A number of tiny fringe parties have attempted to enter the 2015 elections race once again this year, despite the struggle for mainstream parties to pass the newly-raised Knesset threshold.
A full 3.25% of the population's vote is required to elect a party into the 20th Knesset, a change which has prompted the formation of several joint lists, leading the Arab parties to unite, Hatnua to run with Labor, and Eli Yishai's Ha'am Itanu to form a joint list with Otzma Yehudit.
Despite this, Israel's smaller and quirkier parties have vowed to try in any event to break into national politics by submitting their own lists to the Central Elections Commission on Thursday.
The Aleh Yarok ("Green Leaf") party for the legalization of marijuana is a familiar face in Israeli politics, trying every year to take a stand on their sole party platform and even garnering 44,000 (1.15%) of Israel's votes in the previous elections. But now, according to Walla! News, it has set its sights higher: gaining the four seats necessary to break the threshold – with the 160,000 shekels ($40,670) the Israeli public has donated to the 2015 campaign.
Oren Leibovich, Green Leaf Party chairman, expressed optimism about the chances of entering the Knesset.
"The campaign came on short notice," he told the news agency. "We will of course pass the threshold this year – even though many parties have dropped out because of it – because of the widespread disgust with the political system."
He said that his party will focus on the most important issue on the public agenda: the use of cannabis.
"We are not a small party; we have a platform and our candidates are most deserving than any other party," he charged. "Promises of peace [with the Palestinian Authority] and annexation [of Judea-Samaria] or dismantling the Israel Lands Administration will probably not be realized – not during the next Knesset or the one after that."
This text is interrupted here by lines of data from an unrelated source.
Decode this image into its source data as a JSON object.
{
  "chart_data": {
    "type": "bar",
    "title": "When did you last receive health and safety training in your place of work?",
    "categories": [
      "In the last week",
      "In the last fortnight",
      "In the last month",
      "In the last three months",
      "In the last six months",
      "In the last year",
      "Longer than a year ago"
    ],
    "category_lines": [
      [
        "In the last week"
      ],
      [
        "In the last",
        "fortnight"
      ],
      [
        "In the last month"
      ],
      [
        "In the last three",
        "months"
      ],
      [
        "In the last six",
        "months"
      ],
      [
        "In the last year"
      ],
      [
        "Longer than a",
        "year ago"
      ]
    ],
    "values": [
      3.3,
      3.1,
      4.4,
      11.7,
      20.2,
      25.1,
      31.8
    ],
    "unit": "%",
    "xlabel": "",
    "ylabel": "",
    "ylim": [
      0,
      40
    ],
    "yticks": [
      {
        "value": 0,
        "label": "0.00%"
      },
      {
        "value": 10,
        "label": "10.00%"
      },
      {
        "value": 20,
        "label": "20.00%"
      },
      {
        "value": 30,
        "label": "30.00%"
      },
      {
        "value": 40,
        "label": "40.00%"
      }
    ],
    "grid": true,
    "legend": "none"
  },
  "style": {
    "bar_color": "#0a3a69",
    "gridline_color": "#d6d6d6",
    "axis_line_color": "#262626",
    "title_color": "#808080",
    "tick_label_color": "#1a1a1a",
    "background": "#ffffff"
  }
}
"We, however, demand a practicable and effective means to relieve the masses and solve the greatest social injustice today – persecution of cannabis consumers," he added.
Setting sail for the Knesset?
Other parties serve an equally niche voter pool – some of whom are not even in Israel.
Ohad Shem Tov, Chairman of the Pirates party, told Walla! from his home base in New York that most of his party's supporters are not even in Israel. Shem Tov, who is completing his doctorate's thesis in the US, has stated that the party is managing the campaign from abroad, but noted that if the party is elected, most would return to Israel.
However, being elected is not even the point, Shem Tov said.
"We're not running to gain votes; we're running to have our voices heard," the party chairman stated. The Pirates party, one in a network of small parties with the same name and platform throughout Europe, aims to lift heavy copyright laws against internet piracy and advocates "the freedom to share and copy."
If elected, it would introduce a direct approach to the democratic process as well.
"We will offer web software that allows all citizens to participate in the decision-making of all the members of the Knesset, so that they will vote in the Knesset by the will of the public, not just once every four years," he added. "We basically represent in real time what the public wants."
The Pirates party clashed before with Yesh Atid during the 2013 elections, after it claimed Yair Lapid had stolen votes from the fringe campaign by using a similar acronym on its ballot. 'Pirates' was represented by the Hebrew letter peh (פ), whereas Yesh Atid was represented by peh and heh (פה).
The other Kulanu
Another fringe party has clashed with another mainstream party during this round of elections: the "Kulanu Haverim – Na Nach" (literally, 'We're all friends' and a Breslov Hasidic phrase) party, which represents the Breslov hassidic sect.
Kulanu Haverim was one of the first parties to register during this round of elections, before Moshe Kahlon named his newly-formed Kulanu party.
The Breslov party has already complained that Kahlon will steal votes from their campaign, and have stated that they have received threatening phone calls from callers looking for Kahlon.
But party representatives say that, regardless, the public should vote for the party – representative of a sect known by its books on Emunah, faith, and members of the sect who try to encourage happiness by dancing in the middle of Israeli streets and public plazas – because it has a diverse party platform based on Rabbi Nachman's teachings.
"We believe that if we express ourselves, we have a lot to offer," Sharon Kanfo, Kulanu Haverim leader, stated. "We have a social platform, an economic platform, a security platform; we want to help the people of Israel through the advice of Rabbi Nachman." During the 2013 elections, the party gained just 2,500 votes.
Other parties have made headlines even more than the niche groups – and in at least one case, one registered party is virtually unknown.
The B'Zhutan haredi women's party made a media splash earlier this month after its three candidates debuted the campaign in direct response to the exclusion of women from mainstream haredi parties, and is perhaps the most well-known of the smaller parties this election.
Yet another party – the third to register on the list – remains a mystery; the Democratic party, calling itself "the Zionist party which fulfills social and democratic values" and vows to change the electoral system, how the MKs and President are chosen, and form a constitution.